On a more grassroots level, isothermal recombinase polymerase amplification, or RPA, the technology developed by Alere subsidiary TwistDx, is being rapidly taken up by researchers to build point-of-care diagnostics for an assortment of pathogens. Researchers have also used RPA and other isothermal techniques to create electricity-free diagnostics, including ones that can be run using body heat.
And, although it is not isothermal in nature, Cepheid's GeneXpert platform remains one of the nearest-to-patient products currently commercially available, and the company continues to add to the test menu for that platform.
Panels and test menus
Panelization of lab-based molecular tests is a growing trend, and firms such as BioFire, Becton Dickinson, and Luminex have attained, or are pursuing, FDA clearance of molecular diagnostics panels. Companies with innovative amplification technologies are also embarking on the panel path. SpeeDx, for example, is developing a meningitis panel in Australia, and Seegene is looking to use its "multiplex quantification" chemistry to create panels for HPV detection.
Hospital clinical labs are major markets for molecular diagnostics, and demand from these customers has been a major factor in increasing panelization of tests. Assessing the preferences of laboratorians in high- and low-volume labs may be a way to spot future trends.
Points of consensus among end users currently seem to be an emphasis on ease of use and getting the most out of each patient sample. Lab directors GenomeWeb has spoken to, such as Nathan Ledeboer at Wisconsin Medical College or Romney Humphries at the University of California, Los Angeles, are also mindful of space, and seem to appreciate having more menu options on a single platform.

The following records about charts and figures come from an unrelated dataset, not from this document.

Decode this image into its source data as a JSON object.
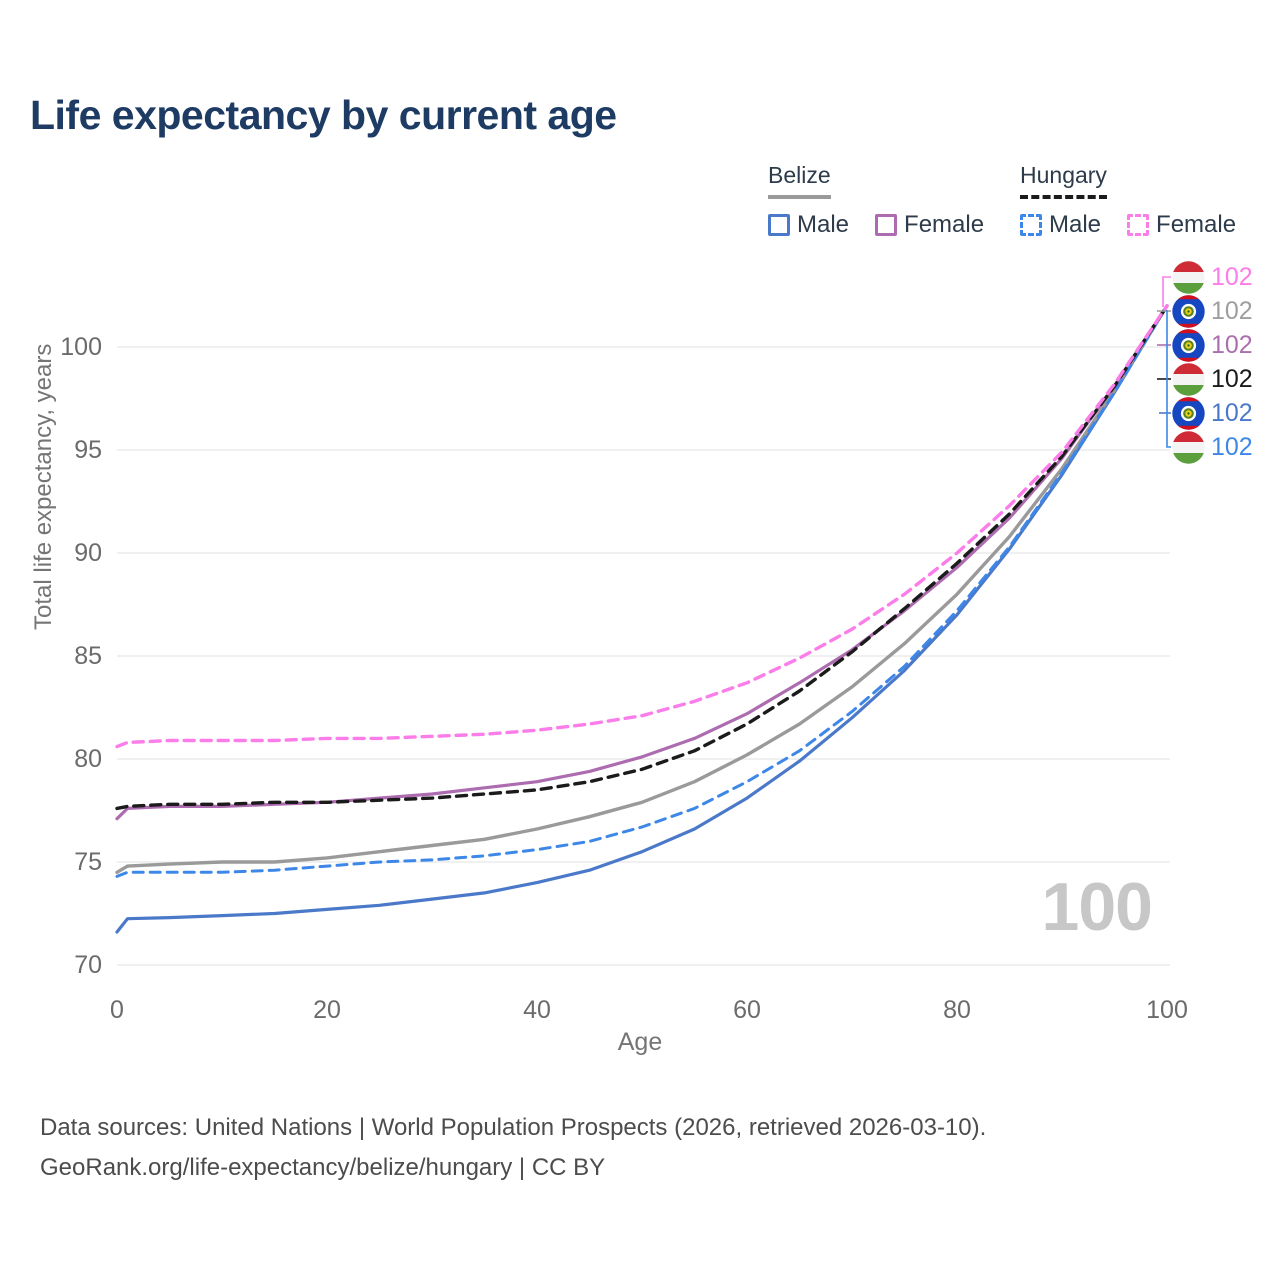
{
  "title": "Life expectancy by current age",
  "legend": {
    "belize": {
      "name": "Belize",
      "male": "Male",
      "female": "Female"
    },
    "hungary": {
      "name": "Hungary",
      "male": "Male",
      "female": "Female"
    }
  },
  "watermark": "100",
  "footer": {
    "line1": "Data sources: United Nations | World Population Prospects (2026, retrieved 2026-03-10).",
    "line2": "GeoRank.org/life-expectancy/belize/hungary | CC BY"
  },
  "chart_data": {
    "type": "line",
    "title": "Life expectancy by current age",
    "xlabel": "Age",
    "ylabel": "Total life expectancy, years",
    "xlim": [
      0,
      100
    ],
    "ylim": [
      70,
      102.5
    ],
    "xticks": [
      0,
      20,
      40,
      60,
      80,
      100
    ],
    "yticks": [
      70,
      75,
      80,
      85,
      90,
      95,
      100
    ],
    "grid": "horizontal-only",
    "gridline_color": "#e7e7e7",
    "axis_text_color": "#6b6b6b",
    "x": [
      0,
      1,
      5,
      10,
      15,
      20,
      25,
      30,
      35,
      40,
      45,
      50,
      55,
      60,
      65,
      70,
      75,
      80,
      85,
      90,
      95,
      100
    ],
    "series": [
      {
        "id": "belize-male",
        "name": "Belize Male",
        "color": "#4b79c9",
        "dash": "solid",
        "width": 3.2,
        "values": [
          71.6,
          72.25,
          72.3,
          72.4,
          72.5,
          72.7,
          72.9,
          73.2,
          73.5,
          74.0,
          74.6,
          75.5,
          76.6,
          78.1,
          79.9,
          82.0,
          84.3,
          87.0,
          90.2,
          93.8,
          97.8,
          102
        ]
      },
      {
        "id": "belize-total",
        "name": "Belize",
        "color": "#9a9a9a",
        "dash": "solid",
        "width": 3.4,
        "values": [
          74.5,
          74.8,
          74.9,
          75.0,
          75.0,
          75.2,
          75.5,
          75.8,
          76.1,
          76.6,
          77.2,
          77.9,
          78.9,
          80.2,
          81.7,
          83.5,
          85.6,
          88.0,
          90.8,
          94.1,
          97.9,
          102
        ]
      },
      {
        "id": "belize-female",
        "name": "Belize Female",
        "color": "#ad6cb0",
        "dash": "solid",
        "width": 3.2,
        "values": [
          77.1,
          77.6,
          77.7,
          77.7,
          77.8,
          77.9,
          78.1,
          78.3,
          78.6,
          78.9,
          79.4,
          80.1,
          81.0,
          82.2,
          83.7,
          85.3,
          87.2,
          89.3,
          91.7,
          94.6,
          98.1,
          102
        ]
      },
      {
        "id": "hungary-male",
        "name": "Hungary Male",
        "color": "#3d87e8",
        "dash": "dashed",
        "width": 3.0,
        "values": [
          74.3,
          74.5,
          74.5,
          74.5,
          74.6,
          74.8,
          75.0,
          75.1,
          75.3,
          75.6,
          76.0,
          76.7,
          77.6,
          78.9,
          80.4,
          82.3,
          84.5,
          87.2,
          90.3,
          93.9,
          97.8,
          102
        ]
      },
      {
        "id": "hungary-total",
        "name": "Hungary",
        "color": "#1b1b1b",
        "dash": "dashed",
        "width": 3.4,
        "values": [
          77.6,
          77.7,
          77.8,
          77.8,
          77.9,
          77.9,
          78.0,
          78.1,
          78.3,
          78.5,
          78.9,
          79.5,
          80.4,
          81.7,
          83.3,
          85.2,
          87.3,
          89.5,
          91.9,
          94.7,
          98.1,
          102
        ]
      },
      {
        "id": "hungary-female",
        "name": "Hungary Female",
        "color": "#fb7de9",
        "dash": "dashed",
        "width": 3.4,
        "values": [
          80.6,
          80.8,
          80.9,
          80.9,
          80.9,
          81.0,
          81.0,
          81.1,
          81.2,
          81.4,
          81.7,
          82.1,
          82.8,
          83.7,
          84.9,
          86.3,
          88.0,
          90.0,
          92.3,
          94.9,
          98.2,
          102
        ]
      }
    ],
    "legend_position": "top-right",
    "end_labels": [
      {
        "value": "102",
        "flag": "hungary",
        "series": "hungary-female",
        "color": "#fb7de9"
      },
      {
        "value": "102",
        "flag": "belize",
        "series": "belize-total",
        "color": "#9e9e9e"
      },
      {
        "value": "102",
        "flag": "belize",
        "series": "belize-female",
        "color": "#ab6fad"
      },
      {
        "value": "102",
        "flag": "hungary",
        "series": "hungary-total",
        "color": "#1b1b1b"
      },
      {
        "value": "102",
        "flag": "belize",
        "series": "belize-male",
        "color": "#4b79c9"
      },
      {
        "value": "102",
        "flag": "hungary",
        "series": "hungary-male",
        "color": "#3d87e8"
      }
    ]
  }
}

In fact, Qiagen has been rapidly expanding its molecular test menu to replace lost HPV business, while Cepheid has laid out an ambitious menu expansion plan through 2017, and menu expansion on the BioFire FilmArray will likely drive growth for new owners BioMérieux.
Smaller, multi-purpose platforms with bigger menus seem to have appeal, yet platforms that tend toward the larger end of the footprint spectrum but that can accomplish surprisingly accurate or sensitive diagnosis are not going unnoticed. These include Abbott's Iridica platform, which has impressed some users with the ability to detect rare and difficult to culture pathogens. The appeal of the wow factor could also encompass the developing diagnostic capabilities of digital droplet PCR, such as detecting ongoing beta-cell loss in people at risk of developing diabetes or measuring circulating miRNA biomarkers.

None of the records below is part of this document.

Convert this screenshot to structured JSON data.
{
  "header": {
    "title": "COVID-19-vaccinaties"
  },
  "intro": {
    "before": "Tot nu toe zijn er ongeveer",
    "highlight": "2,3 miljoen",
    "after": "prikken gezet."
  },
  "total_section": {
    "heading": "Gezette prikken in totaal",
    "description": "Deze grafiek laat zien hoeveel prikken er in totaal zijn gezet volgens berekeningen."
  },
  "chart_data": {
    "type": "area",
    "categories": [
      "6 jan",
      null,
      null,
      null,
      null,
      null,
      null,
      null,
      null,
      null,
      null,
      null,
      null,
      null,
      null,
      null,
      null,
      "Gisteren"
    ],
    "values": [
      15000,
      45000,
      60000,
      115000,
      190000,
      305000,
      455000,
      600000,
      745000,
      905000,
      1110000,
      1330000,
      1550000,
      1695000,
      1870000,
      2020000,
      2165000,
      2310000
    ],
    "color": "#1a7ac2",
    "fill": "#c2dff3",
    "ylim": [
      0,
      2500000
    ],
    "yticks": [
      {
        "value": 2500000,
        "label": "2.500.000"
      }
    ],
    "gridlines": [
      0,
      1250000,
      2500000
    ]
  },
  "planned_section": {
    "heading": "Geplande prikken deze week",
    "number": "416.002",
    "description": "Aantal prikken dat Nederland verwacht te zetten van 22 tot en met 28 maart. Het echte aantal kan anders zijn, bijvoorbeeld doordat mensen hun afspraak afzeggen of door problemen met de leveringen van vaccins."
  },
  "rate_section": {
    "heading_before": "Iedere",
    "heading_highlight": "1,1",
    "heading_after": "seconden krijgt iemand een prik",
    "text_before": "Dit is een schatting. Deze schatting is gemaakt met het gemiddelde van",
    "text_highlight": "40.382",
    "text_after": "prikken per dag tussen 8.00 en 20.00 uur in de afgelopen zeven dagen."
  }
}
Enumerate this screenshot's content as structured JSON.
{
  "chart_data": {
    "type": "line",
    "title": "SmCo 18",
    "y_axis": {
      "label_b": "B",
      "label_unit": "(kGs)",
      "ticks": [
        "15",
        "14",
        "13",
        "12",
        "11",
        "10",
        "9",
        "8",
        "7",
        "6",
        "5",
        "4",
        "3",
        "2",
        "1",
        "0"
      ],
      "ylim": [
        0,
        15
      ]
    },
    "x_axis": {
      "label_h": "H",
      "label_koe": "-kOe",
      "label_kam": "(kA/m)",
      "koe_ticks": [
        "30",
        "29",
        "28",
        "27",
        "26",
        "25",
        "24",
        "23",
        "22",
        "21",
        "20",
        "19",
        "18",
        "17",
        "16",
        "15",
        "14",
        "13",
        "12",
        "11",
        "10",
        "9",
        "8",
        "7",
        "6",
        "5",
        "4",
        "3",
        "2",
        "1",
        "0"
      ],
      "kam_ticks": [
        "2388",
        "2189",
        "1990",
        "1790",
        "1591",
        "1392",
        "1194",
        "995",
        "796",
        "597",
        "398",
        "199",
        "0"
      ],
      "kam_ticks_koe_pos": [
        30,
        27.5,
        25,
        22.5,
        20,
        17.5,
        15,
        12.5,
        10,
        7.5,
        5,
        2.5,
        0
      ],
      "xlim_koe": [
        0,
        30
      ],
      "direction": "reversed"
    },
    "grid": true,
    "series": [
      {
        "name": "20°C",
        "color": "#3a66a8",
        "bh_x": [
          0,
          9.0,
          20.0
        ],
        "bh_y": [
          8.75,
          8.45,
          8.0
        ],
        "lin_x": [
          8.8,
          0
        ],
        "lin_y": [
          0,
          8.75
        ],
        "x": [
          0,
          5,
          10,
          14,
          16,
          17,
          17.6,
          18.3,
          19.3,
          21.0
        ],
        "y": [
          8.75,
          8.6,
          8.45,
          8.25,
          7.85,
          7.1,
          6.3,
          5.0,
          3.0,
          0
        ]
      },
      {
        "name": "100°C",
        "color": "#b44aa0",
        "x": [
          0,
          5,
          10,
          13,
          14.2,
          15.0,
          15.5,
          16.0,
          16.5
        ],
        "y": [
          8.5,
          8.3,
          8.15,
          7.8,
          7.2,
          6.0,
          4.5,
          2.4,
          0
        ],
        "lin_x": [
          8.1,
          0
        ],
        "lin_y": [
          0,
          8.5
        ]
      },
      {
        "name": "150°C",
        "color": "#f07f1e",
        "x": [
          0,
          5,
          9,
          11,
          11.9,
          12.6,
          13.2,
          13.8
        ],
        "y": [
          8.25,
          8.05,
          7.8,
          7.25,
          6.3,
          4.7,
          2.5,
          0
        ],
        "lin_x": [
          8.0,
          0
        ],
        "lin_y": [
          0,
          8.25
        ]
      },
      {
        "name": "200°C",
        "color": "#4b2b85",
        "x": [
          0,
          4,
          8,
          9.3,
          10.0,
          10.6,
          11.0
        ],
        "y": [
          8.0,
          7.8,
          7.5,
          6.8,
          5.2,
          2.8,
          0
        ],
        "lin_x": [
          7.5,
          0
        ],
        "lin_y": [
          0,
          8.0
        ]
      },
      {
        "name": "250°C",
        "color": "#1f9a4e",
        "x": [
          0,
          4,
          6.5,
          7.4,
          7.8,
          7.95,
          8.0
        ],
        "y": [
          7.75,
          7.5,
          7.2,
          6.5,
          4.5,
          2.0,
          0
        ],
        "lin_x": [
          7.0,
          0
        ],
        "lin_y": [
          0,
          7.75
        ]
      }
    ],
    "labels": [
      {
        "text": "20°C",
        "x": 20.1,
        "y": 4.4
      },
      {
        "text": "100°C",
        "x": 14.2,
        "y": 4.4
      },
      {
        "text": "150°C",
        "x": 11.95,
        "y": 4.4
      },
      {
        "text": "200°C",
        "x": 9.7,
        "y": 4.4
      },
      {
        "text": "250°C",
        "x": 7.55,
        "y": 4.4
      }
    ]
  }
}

In the coming year it will be interesting to note how these trends impact the growing debate around lab-developed test regulation. The US Food and Drug Administration proposal to regulate LDTs — many of which utilize PCR or other nucleic acid amplification technologies — will likely continue to be a contentious topic, and could ultimately change established pathways of diagnostics development and commercialization.